Electronic information handling or computer systems, whether large machines, microcomputers or small and simple digital processing devices, require memory for storing data and program instructions. Various memory systems have been developed over the years to address the evolving needs of information handling systems. One such memory system includes semiconductor memory devices.
Computer, communication and industrial applications are driving the demand for memory devices in a variety of electronic systems. One important form of semiconductor memory device includes Dynamic Random Access Memory (DRAM). A typical DRAM includes an array of memory cells. Each memory cell includes a capacitor that stores the data in the cell and a transistor that controls access to the data. The charge stored across the capacitor is representative of a data bit.
Data can be either stored in the memory cells during a write mode, or data may be retrieved from the memory cells during a read mode. The data is transmitted on signal lines, referred to as bit lines, which are coupled to input/output (I/O) lines through transistors used as switching devices. Typically, for each bit of data stored, its true logic state is available on an I/O line and its complementary logic state is available on an I/O complement line.

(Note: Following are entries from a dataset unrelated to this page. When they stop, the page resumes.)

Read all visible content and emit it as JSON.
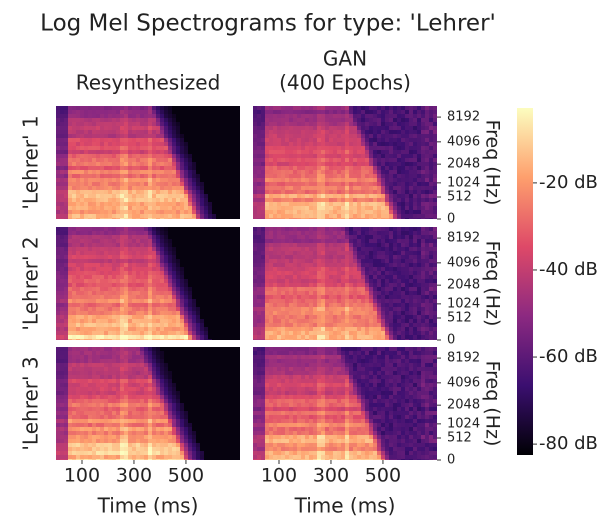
{
  "chart_data": {
    "type": "spectrogram",
    "title": "Log Mel Spectrograms for type: 'Lehrer'",
    "column_titles": [
      [
        "Resynthesized"
      ],
      [
        "GAN",
        "(400 Epochs)"
      ]
    ],
    "row_labels": [
      "'Lehrer' 1",
      "'Lehrer' 2",
      "'Lehrer' 3"
    ],
    "xlabel": "Time (ms)",
    "ylabel": "Freq (Hz)",
    "xlim": [
      0,
      708
    ],
    "xticks": [
      100,
      300,
      500
    ],
    "yscale": "mel",
    "ylim": [
      0,
      11025
    ],
    "yticks": [
      0,
      512,
      1024,
      2048,
      4096,
      8192
    ],
    "clim": [
      -82.5,
      -2.8
    ],
    "cticks": [
      {
        "value": -20,
        "label": "-20 dB"
      },
      {
        "value": -40,
        "label": "-40 dB"
      },
      {
        "value": -60,
        "label": "-60 dB"
      },
      {
        "value": -80,
        "label": "-80 dB"
      }
    ],
    "colormap": [
      "#000004",
      "#3b0f70",
      "#8c2981",
      "#de4968",
      "#fe9f6d",
      "#fcfdbf"
    ]
  }
}
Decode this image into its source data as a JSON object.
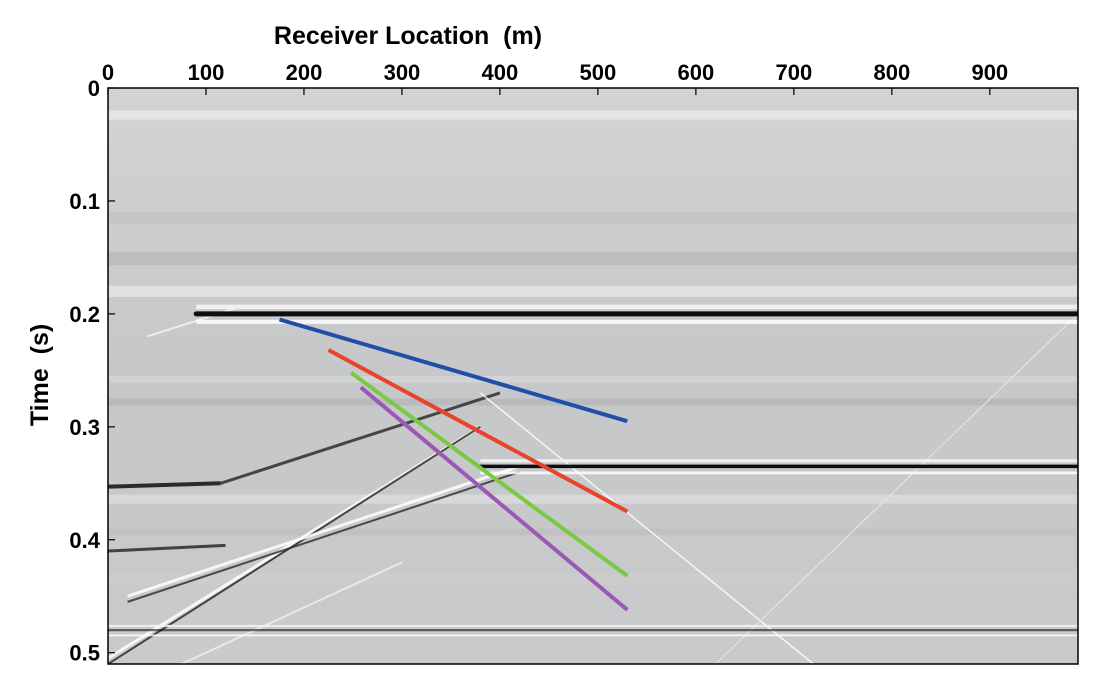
{
  "chart_data": {
    "type": "line",
    "title": "",
    "xlabel": "Receiver Location  (m)",
    "ylabel": "Time  (s)",
    "xlim": [
      0,
      990
    ],
    "ylim": [
      0.51,
      0
    ],
    "x_axis_position": "top",
    "y_inverted": true,
    "grid": false,
    "legend": "none",
    "xticks": [
      0,
      100,
      200,
      300,
      400,
      500,
      600,
      700,
      800,
      900
    ],
    "yticks": [
      0,
      0.1,
      0.2,
      0.3,
      0.4,
      0.5
    ],
    "ytick_labels": [
      "0",
      "0.1",
      "0.2",
      "0.3",
      "0.4",
      "0.5"
    ],
    "background": "grayscale seismic shot gather (wiggle/variable-density image)",
    "reflectors": [
      {
        "t": 0.2,
        "x_start": 90,
        "x_end": 990,
        "strength": "strong"
      },
      {
        "t": 0.335,
        "x_start": 380,
        "x_end": 990,
        "strength": "medium"
      },
      {
        "t": 0.48,
        "x_start": 0,
        "x_end": 990,
        "strength": "weak"
      }
    ],
    "series": [
      {
        "color": "#1f4fa8",
        "x": [
          175,
          530
        ],
        "y": [
          0.205,
          0.295
        ]
      },
      {
        "color": "#e8442a",
        "x": [
          225,
          530
        ],
        "y": [
          0.232,
          0.375
        ]
      },
      {
        "color": "#7ac943",
        "x": [
          248,
          530
        ],
        "y": [
          0.252,
          0.432
        ]
      },
      {
        "color": "#9b59b6",
        "x": [
          258,
          530
        ],
        "y": [
          0.265,
          0.462
        ]
      }
    ]
  }
}
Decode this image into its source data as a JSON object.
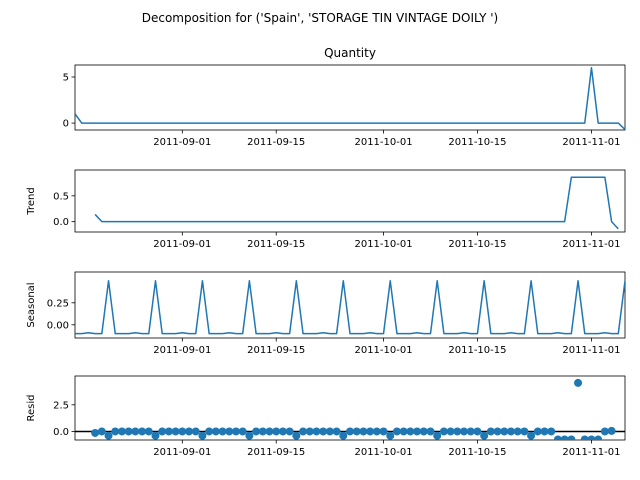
{
  "chart_data": {
    "type": "line",
    "title": "Decomposition for ('Spain', 'STORAGE TIN VINTAGE DOILY ')",
    "x_start": "2011-08-16",
    "x_end": "2011-11-06",
    "x_ticks": [
      "2011-09-01",
      "2011-09-15",
      "2011-10-01",
      "2011-10-15",
      "2011-11-01"
    ],
    "panels": [
      {
        "name": "observed",
        "title": "Quantity",
        "ylabel": "",
        "kind": "line",
        "color": "#1f77b4",
        "ylim": [
          -0.75,
          6.3
        ],
        "yticks": [
          0,
          5
        ],
        "ytick_labels": [
          "0",
          "5"
        ],
        "points": [
          [
            "2011-08-16",
            1
          ],
          [
            "2011-08-17",
            0
          ],
          [
            "2011-10-31",
            0
          ],
          [
            "2011-11-01",
            6
          ],
          [
            "2011-11-02",
            0
          ],
          [
            "2011-11-05",
            0
          ],
          [
            "2011-11-06",
            -0.7
          ]
        ]
      },
      {
        "name": "trend",
        "title": "",
        "ylabel": "Trend",
        "kind": "line",
        "color": "#1f77b4",
        "ylim": [
          -0.2,
          1.0
        ],
        "yticks": [
          0.0,
          0.5
        ],
        "ytick_labels": [
          "0.0",
          "0.5"
        ],
        "points": [
          [
            "2011-08-19",
            0.14
          ],
          [
            "2011-08-20",
            0.0
          ],
          [
            "2011-10-28",
            0.0
          ],
          [
            "2011-10-29",
            0.86
          ],
          [
            "2011-11-03",
            0.86
          ],
          [
            "2011-11-04",
            0.0
          ],
          [
            "2011-11-05",
            -0.14
          ]
        ]
      },
      {
        "name": "seasonal",
        "title": "",
        "ylabel": "Seasonal",
        "kind": "line",
        "color": "#1f77b4",
        "ylim": [
          -0.15,
          0.6
        ],
        "yticks": [
          0.0,
          0.25
        ],
        "ytick_labels": [
          "0.00",
          "0.25"
        ],
        "period_start": "2011-08-16",
        "period_pattern": [
          -0.1,
          -0.1,
          -0.09,
          -0.1,
          -0.1,
          0.5,
          -0.1
        ],
        "end_date": "2011-11-06"
      },
      {
        "name": "resid",
        "title": "",
        "ylabel": "Resid",
        "kind": "scatter",
        "color": "#1f77b4",
        "ylim": [
          -0.8,
          5.2
        ],
        "yticks": [
          0.0,
          2.5
        ],
        "ytick_labels": [
          "0.0",
          "2.5"
        ],
        "baseline": 0,
        "points": [
          [
            "2011-08-19",
            -0.14
          ],
          [
            "2011-08-20",
            0.0
          ],
          [
            "2011-08-21",
            -0.4
          ],
          [
            "2011-08-22",
            0.0
          ],
          [
            "2011-08-23",
            0.0
          ],
          [
            "2011-08-24",
            0.0
          ],
          [
            "2011-08-25",
            0.0
          ],
          [
            "2011-08-26",
            0.0
          ],
          [
            "2011-08-27",
            0.0
          ],
          [
            "2011-08-28",
            -0.4
          ],
          [
            "2011-08-29",
            0.0
          ],
          [
            "2011-08-30",
            0.0
          ],
          [
            "2011-08-31",
            0.0
          ],
          [
            "2011-09-01",
            0.0
          ],
          [
            "2011-09-02",
            0.0
          ],
          [
            "2011-09-03",
            0.0
          ],
          [
            "2011-09-04",
            -0.4
          ],
          [
            "2011-09-05",
            0.0
          ],
          [
            "2011-09-06",
            0.0
          ],
          [
            "2011-09-07",
            0.0
          ],
          [
            "2011-09-08",
            0.0
          ],
          [
            "2011-09-09",
            0.0
          ],
          [
            "2011-09-10",
            0.0
          ],
          [
            "2011-09-11",
            -0.4
          ],
          [
            "2011-09-12",
            0.0
          ],
          [
            "2011-09-13",
            0.0
          ],
          [
            "2011-09-14",
            0.0
          ],
          [
            "2011-09-15",
            0.0
          ],
          [
            "2011-09-16",
            0.0
          ],
          [
            "2011-09-17",
            0.0
          ],
          [
            "2011-09-18",
            -0.4
          ],
          [
            "2011-09-19",
            0.0
          ],
          [
            "2011-09-20",
            0.0
          ],
          [
            "2011-09-21",
            0.0
          ],
          [
            "2011-09-22",
            0.0
          ],
          [
            "2011-09-23",
            0.0
          ],
          [
            "2011-09-24",
            0.0
          ],
          [
            "2011-09-25",
            -0.4
          ],
          [
            "2011-09-26",
            0.0
          ],
          [
            "2011-09-27",
            0.0
          ],
          [
            "2011-09-28",
            0.0
          ],
          [
            "2011-09-29",
            0.0
          ],
          [
            "2011-09-30",
            0.0
          ],
          [
            "2011-10-01",
            0.0
          ],
          [
            "2011-10-02",
            -0.4
          ],
          [
            "2011-10-03",
            0.0
          ],
          [
            "2011-10-04",
            0.0
          ],
          [
            "2011-10-05",
            0.0
          ],
          [
            "2011-10-06",
            0.0
          ],
          [
            "2011-10-07",
            0.0
          ],
          [
            "2011-10-08",
            0.0
          ],
          [
            "2011-10-09",
            -0.4
          ],
          [
            "2011-10-10",
            0.0
          ],
          [
            "2011-10-11",
            0.0
          ],
          [
            "2011-10-12",
            0.0
          ],
          [
            "2011-10-13",
            0.0
          ],
          [
            "2011-10-14",
            0.0
          ],
          [
            "2011-10-15",
            0.0
          ],
          [
            "2011-10-16",
            -0.4
          ],
          [
            "2011-10-17",
            0.0
          ],
          [
            "2011-10-18",
            0.0
          ],
          [
            "2011-10-19",
            0.0
          ],
          [
            "2011-10-20",
            0.0
          ],
          [
            "2011-10-21",
            0.0
          ],
          [
            "2011-10-22",
            0.0
          ],
          [
            "2011-10-23",
            -0.4
          ],
          [
            "2011-10-24",
            0.0
          ],
          [
            "2011-10-25",
            0.0
          ],
          [
            "2011-10-26",
            0.0
          ],
          [
            "2011-10-27",
            -0.75
          ],
          [
            "2011-10-28",
            -0.75
          ],
          [
            "2011-10-29",
            -0.75
          ],
          [
            "2011-10-30",
            4.55
          ],
          [
            "2011-10-31",
            -0.75
          ],
          [
            "2011-11-01",
            -0.75
          ],
          [
            "2011-11-02",
            -0.75
          ],
          [
            "2011-11-03",
            0.0
          ],
          [
            "2011-11-04",
            0.05
          ]
        ]
      }
    ]
  }
}
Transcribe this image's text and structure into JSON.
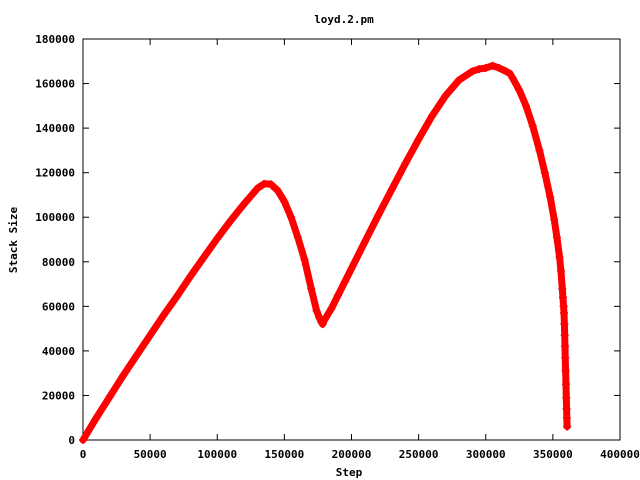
{
  "chart_data": {
    "type": "scatter",
    "title": "loyd.2.pm",
    "xlabel": "Step",
    "ylabel": "Stack Size",
    "xlim": [
      0,
      400000
    ],
    "ylim": [
      0,
      180000
    ],
    "xticks": [
      "0",
      "50000",
      "100000",
      "150000",
      "200000",
      "250000",
      "300000",
      "350000",
      "400000"
    ],
    "yticks": [
      "0",
      "20000",
      "40000",
      "60000",
      "80000",
      "100000",
      "120000",
      "140000",
      "160000",
      "180000"
    ],
    "grid": false,
    "legend": "none",
    "marker": "+",
    "series": [
      {
        "color": "#ff0000",
        "x": [
          0,
          10000,
          20000,
          30000,
          40000,
          50000,
          60000,
          70000,
          80000,
          90000,
          100000,
          110000,
          120000,
          125000,
          130000,
          135000,
          140000,
          145000,
          150000,
          155000,
          160000,
          165000,
          170000,
          174000,
          176000,
          177500,
          178500,
          180000,
          185000,
          190000,
          195000,
          200000,
          210000,
          220000,
          230000,
          240000,
          250000,
          260000,
          270000,
          280000,
          290000,
          295000,
          300000,
          305000,
          310000,
          315000,
          318000,
          320000,
          325000,
          330000,
          335000,
          340000,
          344000,
          348000,
          351000,
          353000,
          355000,
          356000,
          357000,
          357500,
          358000,
          358300,
          358600,
          358800,
          359000,
          359200,
          359500,
          359800,
          360000,
          360200,
          360400,
          360600
        ],
        "y": [
          0,
          10000,
          19500,
          29000,
          38000,
          47000,
          56000,
          64500,
          73500,
          82000,
          90500,
          98500,
          106000,
          109500,
          113000,
          115000,
          114800,
          112000,
          107000,
          100000,
          91000,
          81000,
          68000,
          58000,
          55000,
          53000,
          52000,
          54000,
          59000,
          65000,
          71000,
          77000,
          89000,
          101000,
          112500,
          124000,
          135000,
          145500,
          154500,
          161500,
          165500,
          166500,
          167000,
          168000,
          167000,
          165500,
          164500,
          162500,
          157000,
          150000,
          141000,
          130000,
          120000,
          109000,
          99000,
          91000,
          82000,
          76000,
          68000,
          64000,
          60000,
          57000,
          52000,
          47000,
          42000,
          37000,
          31000,
          25000,
          19000,
          14000,
          10000,
          6000
        ]
      }
    ]
  }
}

The memory cells are typically arranged in an array and each cell has an address identifying its location in the array. The array includes a configuration of intersecting conductive lines and memory cells are associated with the intersections of the lines. In order to read from or write to a cell, the particular cell in question must be selected, or addressed. The address for the selected cell is represented by input signals to an address decoder. In response to the decoded address, row access circuitry activates a word line. The selected word line activates the access transistors for each of the memory cells in communication with the selected word line. In response to the decoded column address, column access circuitry selects a bit line. For a read operation, the selected word line activates the access transistors for a given word line address, and data is latched to the selected bit line.
Designers are under constant pressure to increase memory cell density to reduce costs and increase performance. As memory cell density is increased, memory cell size is generally decreased. As memory cell size decreases, contact resistance becomes more critical as the cross-sectional area for current flow decreases. As an example, a metal-containing bit line may make contact to a source/drain region of an access transistor through a polysilicon contact plug. To improve contact resistance between the bit line and the contact plug, a titanium silicide interface is often formed for good ohmic contact between the metal of the bit line and the polysilicon of the contact plug. However, this titanium silicide interface is susceptible to agglomeration if the device is exposed to high temperatures. Such high temperatures are routine in semiconductor processing such as Rapid Thermal Processing (RTP). The risk of agglomeration increases as the thickness of the silicide layer increases. Agglomeration of the titanium silicide or other refractory metal silicide can cause delamination of the bit line, resulting in increased contact resistance.
For the reasons stated above, and for other reasons stated below that will become apparent to those skilled in the art upon reading and understanding the present specification, there is a need in the art for alternative structures and processes for improving contact resistance in integrated circuit devices.